Our contracts with the U.S. government are generally subject to the Federal Acquisition Regulation and the price is typically based on estimated or actual costs plus a reasonable profit margin. As such, the standalone selling price of products or services in our contracts with the U.S. government is typically equal to the selling price stated in the contract. For non-U.S. government contracts with multiple performance obligations, the standalone selling price is the observable price of a good or service when Telos sells that good or service separately in similar circumstances and to similar customers.
Contracts are routinely and often modified to account for changes in contract requirements, specifications, quantities, or price. Depending on the nature of the modification, we determine whether to account for the modification as an adjustment to the existing contract or as a new contract. Generally, modifications are not distinct from the existing contract due to the significant interrelatedness of the performance obligations and are therefore accounted for as an adjustment to the existing contract, and recognized as a cumulative adjustment to revenue (as either an increase or reduction of revenue) based on the modification's effect on progress toward completion of a performance obligation.
The majority of our revenue is recognized over time, as control is transferred continuously to our customers, who receive and consume benefits as we perform. Revenue transferred to customers over time accounted for 81% and 84% of our revenue for the years ended December 31, 2024, and 2023, respectively. All of our business groups earn services revenue under a variety of contract types, including time and materials, firm-fixed-price, firm-fixed-price level of effort, and cost-plus fixed-fee contract types, which may include variable consideration.
Revenue is recognized using a variety of input and output methods that approximate the progress towards complete satisfaction of the performance obligation; including cost incurred, labor hours expended, and time-elapsed measures for our fixed-price stand ready obligations. For certain contracts, revenue is recognized over time using costs incurred to date relative to total estimated costs at completion to measure progress toward satisfying our performance obligations.

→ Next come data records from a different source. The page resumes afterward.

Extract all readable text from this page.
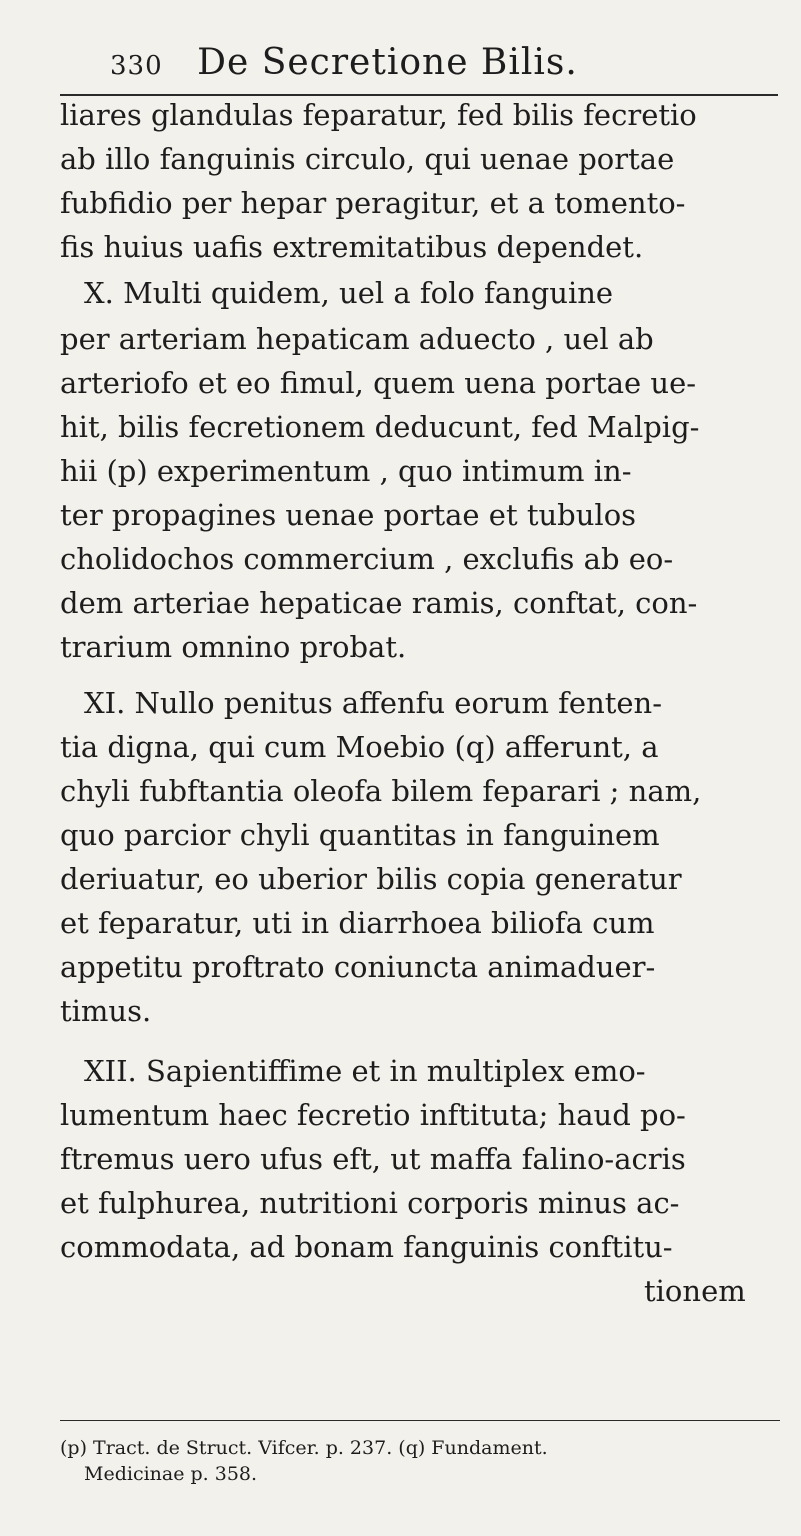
330 De Secretione Bilis.
liares glandulas feparatur, fed bilis fecretio
ab illo fanguinis circulo, qui uenae portae
fubfidio per hepar peragitur, et a tomento-
fis huius uafis extremitatibus dependet.
X. Multi quidem, uel a folo fanguine
per arteriam hepaticam aduecto , uel ab
arteriofo et eo fimul, quem uena portae ue-
hit, bilis fecretionem deducunt, fed Malpig-
hii (p) experimentum , quo intimum in-
ter propagines uenae portae et tubulos
cholidochos commercium , exclufis ab eo-
dem arteriae hepaticae ramis, conftat, con-
trarium omnino probat.
XI. Nullo penitus affenfu eorum fenten-
tia digna, qui cum Moebio (q) afferunt, a
chyli fubftantia oleofa bilem feparari ; nam,
quo parcior chyli quantitas in fanguinem
deriuatur, eo uberior bilis copia generatur
et feparatur, uti in diarrhoea biliofa cum
appetitu proftrato coniuncta animaduer-
timus.
XII. Sapientiffime et in multiplex emo-
lumentum haec fecretio inftituta; haud po-
ftremus uero ufus eft, ut maffa falino-acris
et fulphurea, nutritioni corporis minus ac-
commodata, ad bonam fanguinis conftitu-
tionem
(p) Tract. de Struct. Vifcer. p. 237. (q) Fundament.
Medicinae p. 358.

Incurred cost represents work performed, which corresponds with, and thereby best depicts, the transfer of control to the customer. This continuous transfer of control to the customer is supported by clauses in our contracts with U.S. government customers whereby the customer may terminate a contract for convenience and then pay for costs incurred plus a profit, at which time the customer would take control of any work in process. For non-U.S. government contracts where we perform as a subcontractor and our order includes similar FAR provisions as the prime contractor's order from the U.S. government, continuous transfer of control is likewise supported by such provisions. For other non-U.S. government customers, continuous transfer of control to such customers is also supported due to general terms in our contracts and rights to recover damages, which would include, among other potential damages, the right to payment for our work performed to date plus a reasonable profit.

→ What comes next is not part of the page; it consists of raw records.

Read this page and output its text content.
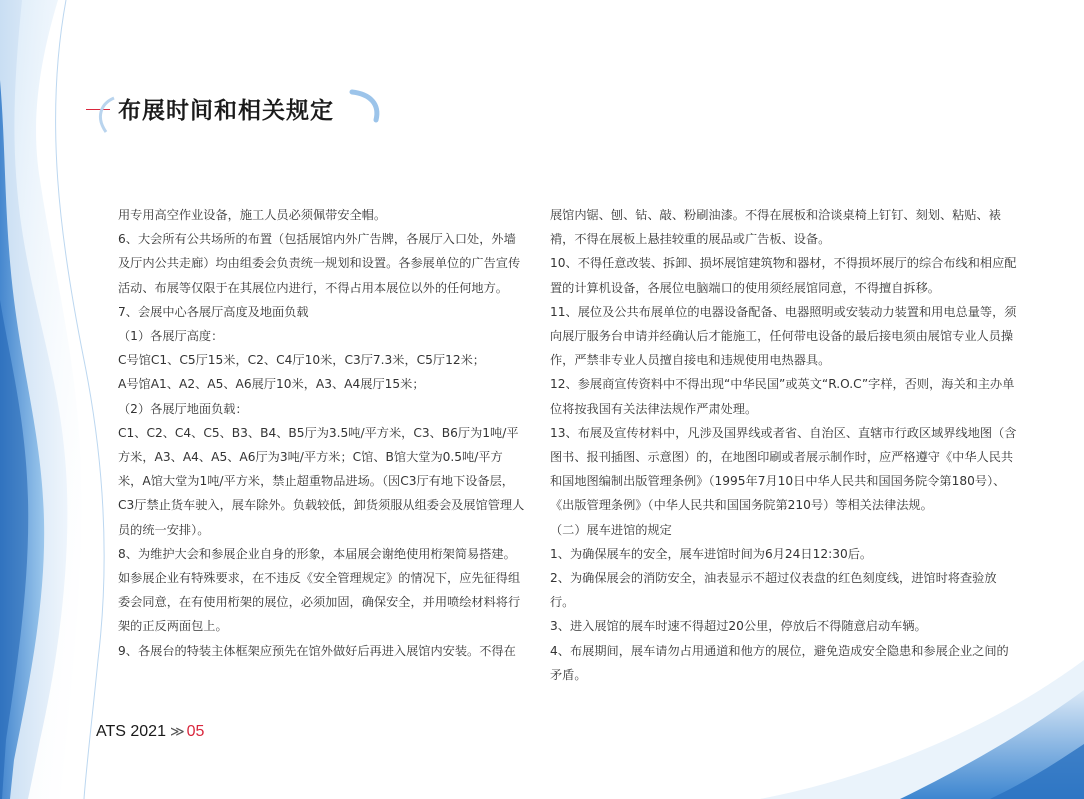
布展时间和相关规定

用专用高空作业设备，施工人员必须佩带安全帽。

6、大会所有公共场所的布置（包括展馆内外广告牌，各展厅入口处，外墙及厅内公共走廊）均由组委会负责统一规划和设置。各参展单位的广告宣传活动、布展等仅限于在其展位内进行，不得占用本展位以外的任何地方。

7、会展中心各展厅高度及地面负载

（1）各展厅高度：

C号馆C1、C5厅15米，C2、C4厅10米，C3厅7.3米，C5厅12米；

A号馆A1、A2、A5、A6展厅10米，A3、A4展厅15米；

（2）各展厅地面负载：

C1、C2、C4、C5、B3、B4、B5厅为3.5吨/平方米，C3、B6厅为1吨/平方米，A3、A4、A5、A6厅为3吨/平方米；C馆、B馆大堂为0.5吨/平方米，A馆大堂为1吨/平方米，禁止超重物品进场。（因C3厅有地下设备层，C3厅禁止货车驶入，展车除外。负载较低，卸货须服从组委会及展馆管理人员的统一安排）。

8、为维护大会和参展企业自身的形象，本届展会谢绝使用桁架简易搭建。如参展企业有特殊要求，在不违反《安全管理规定》的情况下，应先征得组委会同意，在有使用桁架的展位，必须加固，确保安全，并用喷绘材料将行架的正反两面包上。

9、各展台的特装主体框架应预先在馆外做好后再进入展馆内安装。不得在

展馆内锯、刨、钻、敲、粉刷油漆。不得在展板和洽谈桌椅上钉钉、刻划、粘贴、裱褙，不得在展板上悬挂较重的展品或广告板、设备。

10、不得任意改装、拆卸、损坏展馆建筑物和器材，不得损坏展厅的综合布线和相应配置的计算机设备，各展位电脑端口的使用须经展馆同意，不得擅自拆移。

11、展位及公共布展单位的电器设备配备、电器照明或安装动力装置和用电总量等，须向展厅服务台申请并经确认后才能施工，任何带电设备的最后接电须由展馆专业人员操作，严禁非专业人员擅自接电和违规使用电热器具。

12、参展商宣传资料中不得出现“中华民国”或英文“R.O.C”字样，否则，海关和主办单位将按我国有关法律法规作严肃处理。

13、布展及宣传材料中，凡涉及国界线或者省、自治区、直辖市行政区域界线地图（含图书、报刊插图、示意图）的，在地图印刷或者展示制作时，应严格遵守《中华人民共和国地图编制出版管理条例》（1995年7月10日中华人民共和国国务院令第180号）、《出版管理条例》（中华人民共和国国务院第210号）等相关法律法规。

（二）展车进馆的规定

1、为确保展车的安全，展车进馆时间为6月24日12:30后。

2、为确保展会的消防安全，油表显示不超过仪表盘的红色刻度线，进馆时将查验放行。

3、进入展馆的展车时速不得超过20公里，停放后不得随意启动车辆。

4、布展期间，展车请勿占用通道和他方的展位，避免造成安全隐患和参展企业之间的矛盾。

ATS 2021 ≫ 05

For performance obligations in which control does not continuously transfer to the customer, we recognize revenue at the point in time in which each performance obligation is fully satisfied. This coincides with the point in time the customer obtains control of the transferred product or service, which typically occurs upon customer acceptance or receipt of the product or service, given that we maintain control of the product or service until that point. Revenue transferred to customers at a point in time accounted for 19% and 16% of our revenue for the years ended December 31, 2024, and 2023, respectively.
Orders for the sale of software licenses may contain multiple performance obligations, such as maintenance, training, or consulting services, which are typically delivered over time, consistent with the transfer of control disclosed above for the provision of services. When an order contains multiple performance obligations, we allocate the transaction price to the performance obligations based on the standalone selling price of the product or service underlying each performance obligation. The standalone selling price represents the amount we would sell the product or service to a customer on a standalone basis.

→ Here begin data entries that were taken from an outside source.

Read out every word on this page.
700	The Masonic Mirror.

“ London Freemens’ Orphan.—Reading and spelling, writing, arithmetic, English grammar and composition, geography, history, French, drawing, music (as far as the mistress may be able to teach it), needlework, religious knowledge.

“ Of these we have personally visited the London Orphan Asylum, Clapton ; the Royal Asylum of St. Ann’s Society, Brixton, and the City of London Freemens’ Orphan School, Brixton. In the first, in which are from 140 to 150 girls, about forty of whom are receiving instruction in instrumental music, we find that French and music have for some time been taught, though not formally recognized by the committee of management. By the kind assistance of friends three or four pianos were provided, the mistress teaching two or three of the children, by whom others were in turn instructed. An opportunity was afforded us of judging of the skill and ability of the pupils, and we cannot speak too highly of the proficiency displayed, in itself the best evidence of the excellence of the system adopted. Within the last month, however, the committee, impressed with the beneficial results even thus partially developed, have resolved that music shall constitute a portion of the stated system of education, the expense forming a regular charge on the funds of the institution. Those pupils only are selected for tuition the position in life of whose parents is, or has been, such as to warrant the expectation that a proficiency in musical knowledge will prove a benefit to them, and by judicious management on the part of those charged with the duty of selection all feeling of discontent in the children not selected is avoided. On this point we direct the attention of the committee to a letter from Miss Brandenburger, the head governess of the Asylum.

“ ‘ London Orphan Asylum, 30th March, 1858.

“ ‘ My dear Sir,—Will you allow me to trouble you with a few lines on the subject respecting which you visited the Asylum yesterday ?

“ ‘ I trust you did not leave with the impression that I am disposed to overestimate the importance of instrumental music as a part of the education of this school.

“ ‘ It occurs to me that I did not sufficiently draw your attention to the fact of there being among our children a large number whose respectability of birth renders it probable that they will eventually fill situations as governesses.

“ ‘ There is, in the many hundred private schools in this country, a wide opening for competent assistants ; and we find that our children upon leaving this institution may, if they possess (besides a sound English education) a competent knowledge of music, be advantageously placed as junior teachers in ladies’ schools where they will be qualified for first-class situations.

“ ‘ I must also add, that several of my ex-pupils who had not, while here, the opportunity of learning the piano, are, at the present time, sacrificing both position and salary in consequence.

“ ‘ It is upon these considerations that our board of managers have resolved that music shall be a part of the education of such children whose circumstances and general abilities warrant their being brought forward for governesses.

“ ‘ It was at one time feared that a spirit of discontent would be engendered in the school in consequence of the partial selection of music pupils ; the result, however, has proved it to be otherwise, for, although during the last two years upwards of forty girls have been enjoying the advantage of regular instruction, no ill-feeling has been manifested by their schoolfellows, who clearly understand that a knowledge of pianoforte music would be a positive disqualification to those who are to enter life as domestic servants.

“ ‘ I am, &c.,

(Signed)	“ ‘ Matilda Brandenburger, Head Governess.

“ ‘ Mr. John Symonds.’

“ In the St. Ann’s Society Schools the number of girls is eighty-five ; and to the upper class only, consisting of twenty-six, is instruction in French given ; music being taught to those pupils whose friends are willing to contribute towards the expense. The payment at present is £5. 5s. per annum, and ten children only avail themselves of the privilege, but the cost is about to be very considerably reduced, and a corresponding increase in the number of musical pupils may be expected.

For certain performance obligations where we are not primarily responsible for fulfilling the promise to provide the goods or services to the customer, do not have inventory risk and have limited discretion in establishing the price for the goods or services, we recognize revenue on a net basis.
Contract Estimates
Due to the transfer of control over time, revenue is recognized based on progress towards completion of the performance obligation. The selection of the method to measure progress toward completion requires judgment and is based on the nature of the performance obligations. We generally use the cost-to-cost measure of progress on a proportional performance basis for our long-term contracts because it best depicts the transfer of control to the customer, which occurs as we incur costs on our contracts. Under the cost-to-cost measure of progress, the extent of progress towards completion is measured based on the ratio of costs incurred to date to the total estimated costs at completion of the performance obligation, which includes both the actual costs already incurred and the estimated costs to complete. Revenues are recorded proportionally as costs are incurred. Due to the nature of the work required to be performed on certain of our performance obligations, the estimation of costs at completion is complex, subject to many variables and requires significant judgment. Contract estimates are based on various assumptions, including labor and subcontractor costs, materials and other direct costs and the complexity of the work to be performed. A significant change in one or more of these estimates could affect the profitability of our contracts. We review and update our contract-related estimates regularly and recognize adjustments in estimated profit on contracts on a cumulative catch-up basis, which may result in an adjustment increasing or decreasing revenue to date on a contract in a particular period that the adjustment is identified. Revenue and profit in future periods of contract performance are recognized using the adjusted estimate.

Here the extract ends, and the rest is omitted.